New allergy meds may offer relief
The trees and flowers are budding late this year due to an unusually cold spring. Doctors are starting to see more patients with allergy symptoms.
Pollen.com predicts pollen levels today are the highest level, 11.3 on a scale of 12. But Barbara Denton doesn't need a chart to tell her the pollen is here.
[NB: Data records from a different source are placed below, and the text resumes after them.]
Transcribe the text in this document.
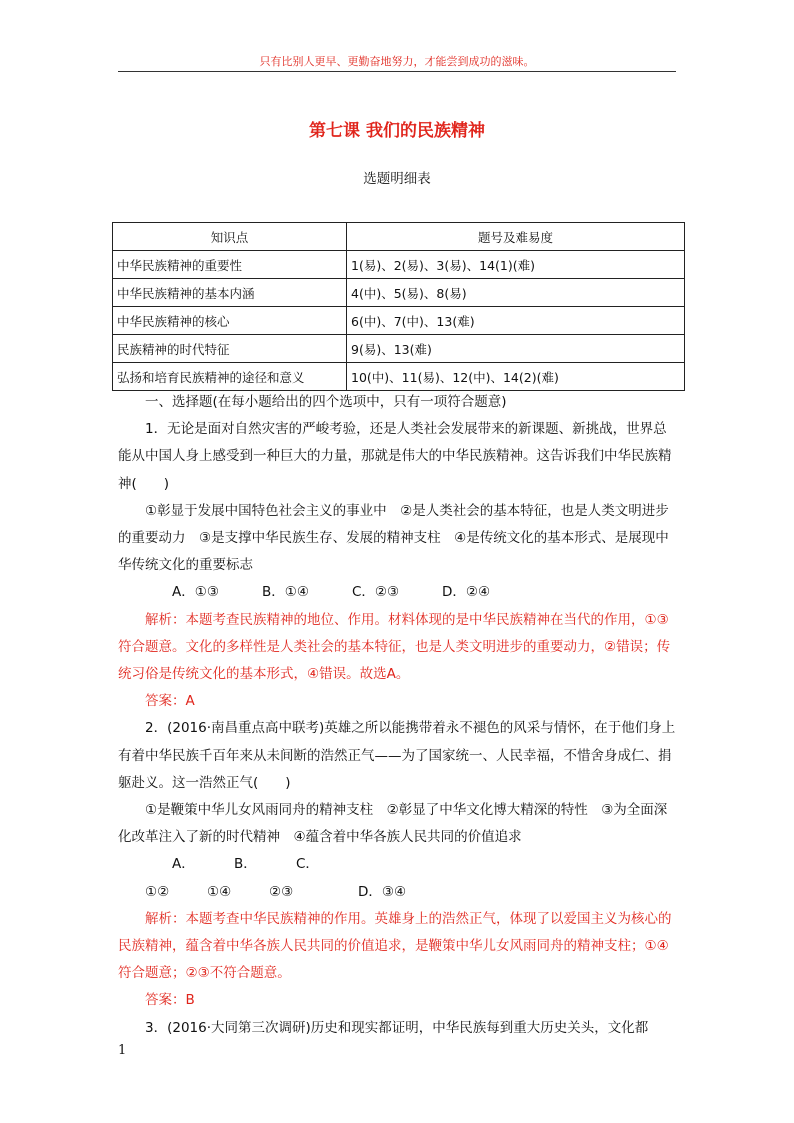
只有比别人更早、更勤奋地努力，才能尝到成功的滋味。
第七课 我们的民族精神
选题明细表
知识点	题号及难易度
中华民族精神的重要性	1(易)、2(易)、3(易)、14(1)(难)
中华民族精神的基本内涵	4(中)、5(易)、8(易)
中华民族精神的核心	6(中)、7(中)、13(难)
民族精神的时代特征	9(易)、13(难)
弘扬和培育民族精神的途径和意义	10(中)、11(易)、12(中)、14(2)(难)

一、选择题(在每小题给出的四个选项中，只有一项符合题意)

1．无论是面对自然灾害的严峻考验，还是人类社会发展带来的新课题、新挑战，世界总能从中国人身上感受到一种巨大的力量，那就是伟大的中华民族精神。这告诉我们中华民族精神(　　)

①彰显于发展中国特色社会主义的事业中　②是人类社会的基本特征，也是人类文明进步的重要动力　③是支撑中华民族生存、发展的精神支柱　④是传统文化的基本形式、是展现中华传统文化的重要标志

A．①③	B．①④	C．②③	D．②④

解析：本题考查民族精神的地位、作用。材料体现的是中华民族精神在当代的作用，①③符合题意。文化的多样性是人类社会的基本特征，也是人类文明进步的重要动力，②错误；传统习俗是传统文化的基本形式，④错误。故选A。

答案：A

2．(2016·南昌重点高中联考)英雄之所以能携带着永不褪色的风采与情怀，在于他们身上有着中华民族千百年来从未间断的浩然正气——为了国家统一、人民幸福，不惜舍身成仁、捐躯赴义。这一浩然正气(　　)

①是鞭策中华儿女风雨同舟的精神支柱　②彰显了中华文化博大精深的特性　③为全面深化改革注入了新的时代精神　④蕴含着中华各族人民共同的价值追求

A．①②B．①④C．②③	D．③④

解析：本题考查中华民族精神的作用。英雄身上的浩然正气，体现了以爱国主义为核心的民族精神，蕴含着中华各族人民共同的价值追求，是鞭策中华儿女风雨同舟的精神支柱；①④符合题意；②③不符合题意。

答案：B

3．(2016·大同第三次调研)历史和现实都证明，中华民族每到重大历史关头，文化都

1
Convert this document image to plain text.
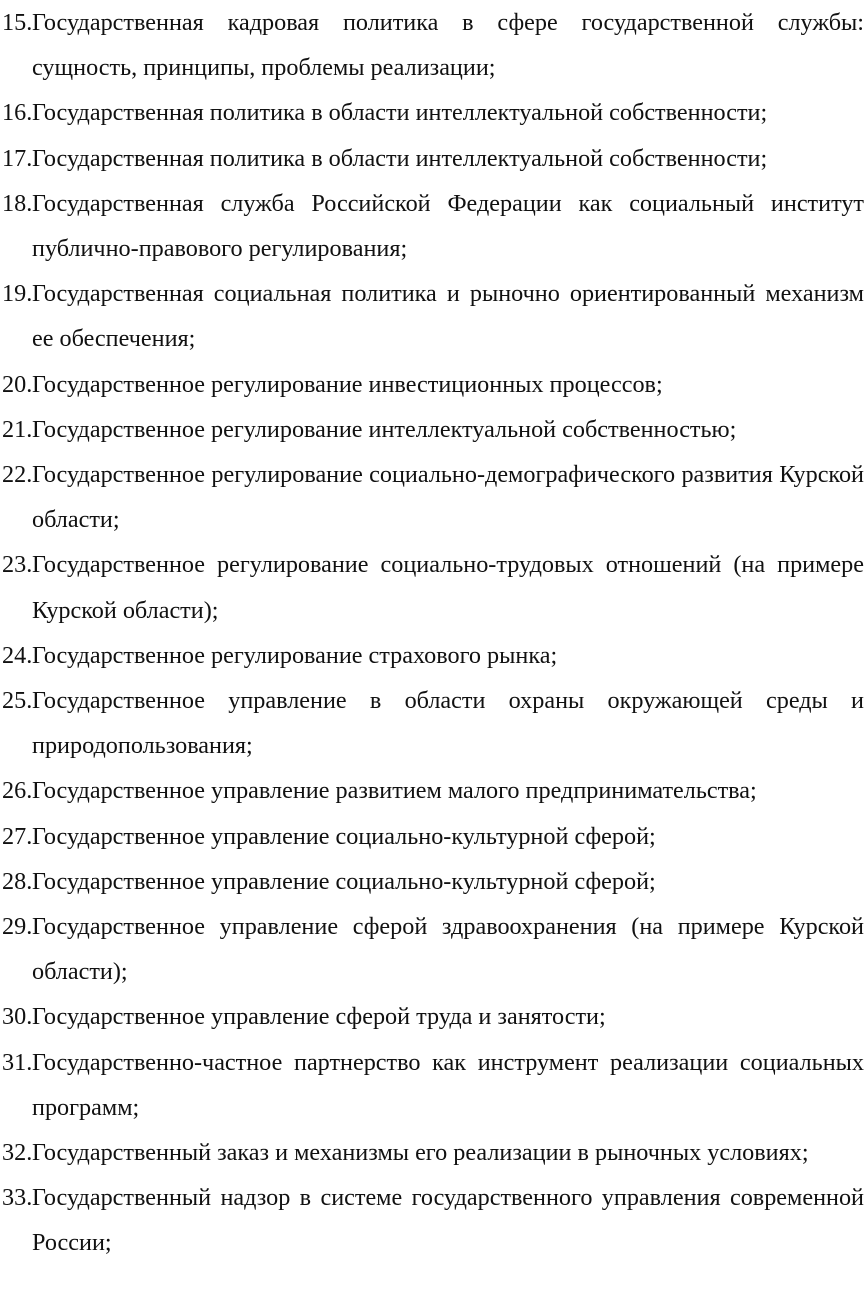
15. Государственная кадровая политика в сфере государственной службы: сущность, принципы, проблемы реализации;
16. Государственная политика в области интеллектуальной собственности;
17. Государственная политика в области интеллектуальной собственности;
18. Государственная служба Российской Федерации как социальный институт публично-правового регулирования;
19. Государственная социальная политика и рыночно ориентированный механизм ее обеспечения;
20. Государственное регулирование инвестиционных процессов;
21. Государственное регулирование интеллектуальной собственностью;
22. Государственное регулирование социально-демографического развития Курской области;
23. Государственное регулирование социально-трудовых отношений (на примере Курской области);
24. Государственное регулирование страхового рынка;
25. Государственное управление в области охраны окружающей среды и природопользования;
26. Государственное управление развитием малого предпринимательства;
27. Государственное управление социально-культурной сферой;
28. Государственное управление социально-культурной сферой;
29. Государственное управление сферой здравоохранения (на примере Курской области);
30. Государственное управление сферой труда и занятости;
31. Государственно-частное партнерство как инструмент реализации социальных программ;
32. Государственный заказ и механизмы его реализации в рыночных условиях;
33. Государственный надзор в системе государственного управления современной России;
She knows because she is sneezing a lot.
"I took over the counter the medication but that didn't seem to work," Denton said.
St. Francis Internist Dr. Steve Samuels says first try an antihistamine. He recommends Claritin and Allegra because they are non-sedating. Zyrtec is also popular and, he says, semi-non-sedating.
But if you are aren't getting relief, you may want to try a prescription nasal spray. Samuels says there are two new products on the market. The first is Qnasl.
"It is basically a much drier inhaler. Right now one of the biggest complaints people have with the steroid inhalers is that it drips down the back of their throat and this one doesn't. The mist comes like a powder, it coats in your sinuses doesn't drip down the back of the throat and patients like it a lot," Samuels said.
Prevention tips include staying inside, running the air conditioning and keeping the windows closed. But the warm weather is too appealing for Joyce Stingley. Despite her allergies, she likes to sit on the steps of Monument Circle during her lunch hour. For treatment, she uses a combination of therapies.
"I use Sudafed non-drying which makes everything open up, and ibuprofen. When the headaches get really bad I end up sitting with ice bags on the back of my neck and under my head," Stingley said.
If you too use multiple drugs you might want to consider Dymista. It is a new product that may simplify your dosing and cut your costs.
"Dymista is a combination of a steroid we use a lot plus an antihistamine in one nasal spray so it may cut down on co-pays for patients if they are paying both," Samuels said.
Finally, if you traditionally have spring allergies but don't have symptoms yet, Samuels suggest you take action now.
"Start the medication now get on your antihistamine or your nasal steroid combination, get ahead of the symptoms so you don't have to suffer. Because a lot of times, it will take the medicines three, four, seven days to kick in. That is a lot of suffering that you don't need to go through," Samuels said.
Here in Indiana, spring pollen levels are typically high for six weeks. You will get a bit of a break before the ragweed peaks in the fall.
Another option is to try dietary changes. While that may not work for everyone, it may be worth cutting out certain items for a few weeks at a time - for example, wheat, dairy or processed food with added sugar - to see if that makes a difference in your allergy symptoms.